Let’s be honest, Windows 11 for many improvements that it is going to implement at the end of the day is nothing more than a Windows 10 update that is going to be sold as a separate product, so it is surprising that a CPU like the Ryzen 1000 can not run in principle the new version of the operating system. And more when we take into account that the architecture of the Ryzen 2000, Zen +, is “the same” as that of the Ryzen 1000, but under another manufacturing node, and these are compatible with Windows 11.
The other reason that causes nonsense is the fact that the motherboards on which we can mount a Ryzen 1000 processor are compatible with TPM 2.0 modules, which is an essential requirement to be able to install the umpteenth version of the OS from the people of Redmond .
Why aren’t AMD Ryzen 1000 CPUs “compatible” with Windows 11?
The answer to the question is that they are compatible, but Microsoft with its list of CPUs for its new operating system caused a few months ago that many throw their heads in the hands for the nonsense that resulted. What’s more, the confusion increased when Microsoft spoke a few days after the OS introduction that the Ryzen 1000 would be supported by Windows 11.
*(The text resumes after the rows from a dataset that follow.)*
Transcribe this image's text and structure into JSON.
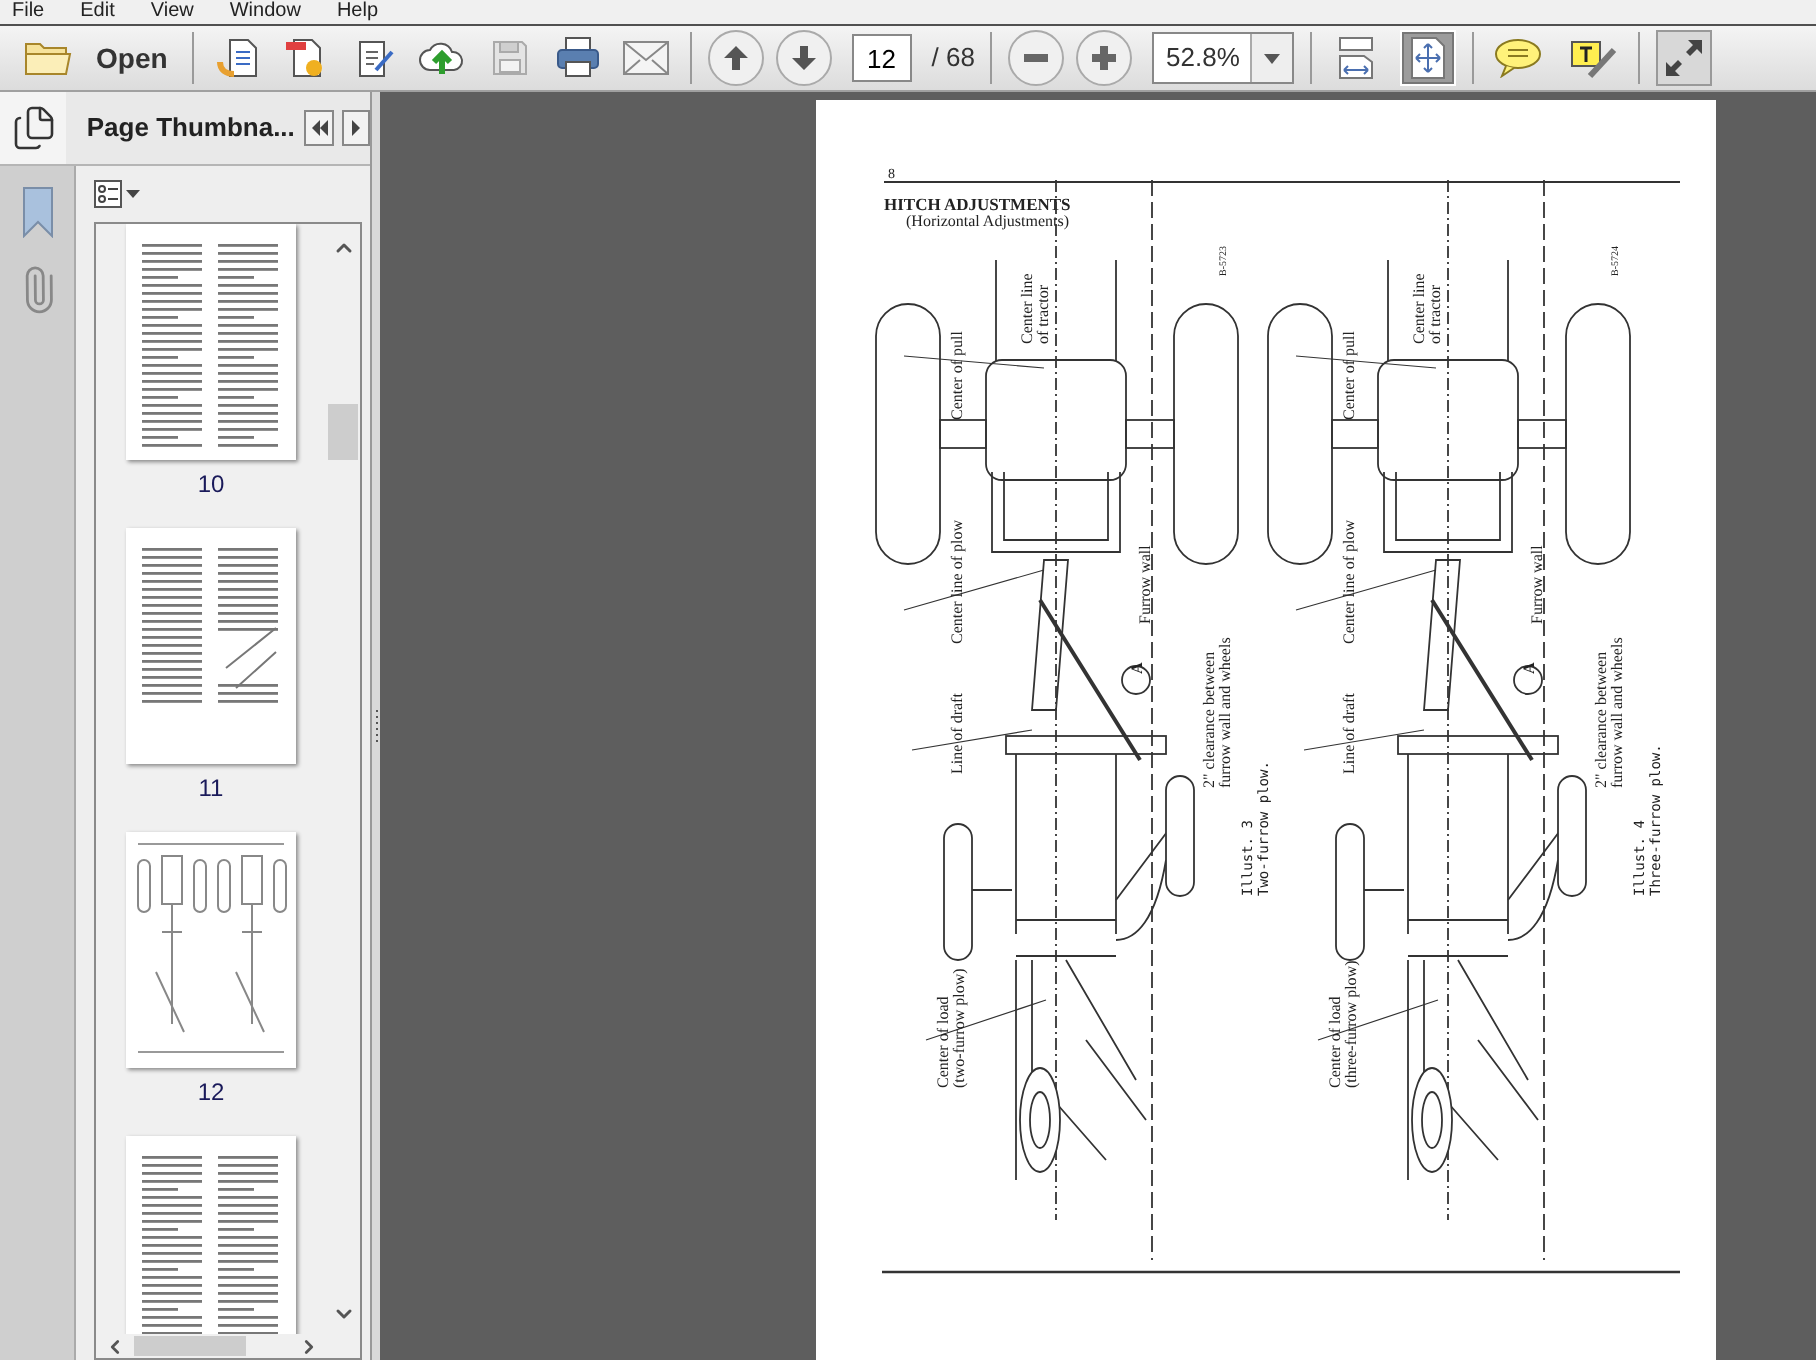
{
  "menu": [
    "File",
    "Edit",
    "View",
    "Window",
    "Help"
  ],
  "toolbar": {
    "open_label": "Open",
    "page_number": "12",
    "page_total": "/ 68",
    "zoom": "52.8%",
    "view_modes": [
      {
        "kind": "fit-width",
        "selected": false
      },
      {
        "kind": "fit-page",
        "selected": true
      }
    ]
  },
  "panel": {
    "title": "Page Thumbna...",
    "thumbnails": [
      {
        "label": "10",
        "kind": "text"
      },
      {
        "label": "11",
        "kind": "figure-text"
      },
      {
        "label": "12",
        "kind": "diagram"
      },
      {
        "kind": "text"
      }
    ]
  },
  "page": {
    "number": "8",
    "heading": "HITCH ADJUSTMENTS",
    "subheading": "(Horizontal Adjustments)",
    "illustrations": [
      {
        "code": "B-5723",
        "labels": {
          "center_line_tractor": [
            "Center line",
            "of tractor"
          ],
          "center_of_pull": "Center of pull",
          "center_line_plow": "Center line of plow",
          "furrow_wall": "Furrow wall",
          "line_of_draft": "Line of draft",
          "clearance": [
            "2\" clearance between",
            "furrow wall and wheels"
          ],
          "marker": "A",
          "caption": [
            "Illust. 3",
            "Two-furrow plow."
          ],
          "center_of_load": [
            "Center of load",
            "(two-furrow plow)"
          ]
        }
      },
      {
        "code": "B-5724",
        "labels": {
          "center_line_tractor": [
            "Center line",
            "of tractor"
          ],
          "center_of_pull": "Center of pull",
          "center_line_plow": "Center line of plow",
          "furrow_wall": "Furrow wall",
          "line_of_draft": "Line of draft",
          "clearance": [
            "2\" clearance between",
            "furrow wall and wheels"
          ],
          "marker": "A",
          "caption": [
            "Illust. 4",
            "Three-furrow plow."
          ],
          "center_of_load": [
            "Center of load",
            "(three-furrow plow)"
          ]
        }
      }
    ]
  }
}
The message that was given? Simple, if you have an AMD Ryzen 1000 or another unsupported CPU, you can install the Windows 11 ISO from a USB flash drive and install it as long as you meet the following requirements:
- We have a TPM 1.2 / 2.0 installed on the motherboard.
- 64 GB of storage on the PC.
- 4 GB RAM
- Dual core CPU.
Therefore, the requirements are extremely rare and from the moment we can install the processor on a motherboard with an AM4 socket, it is as simple as acquiring the TPM module for it or activating it. So it is really supported and it brings us to another question: why did Microsoft drop its input support?
The answer to this question is simple, AMD did not add the fTPM in the first Ryzen 1000 with the aim of being a reason to buy their Ryzen Pro-1000, which they do add. When Microsoft created the list of requirements for Windows 11, what they did was make it from the perspective of these processors being compatible on their own, either having the Intel PTT built in or the AMD fTPM.
So it is not that the Ryzen 1000 is not compatible with Windows 11, but that it is not compatible by itself and requires the TPM module to work, so if you have a Ryzen 1000 CPU and want to install Windows 11 it would be good for you to install one on your motherboard.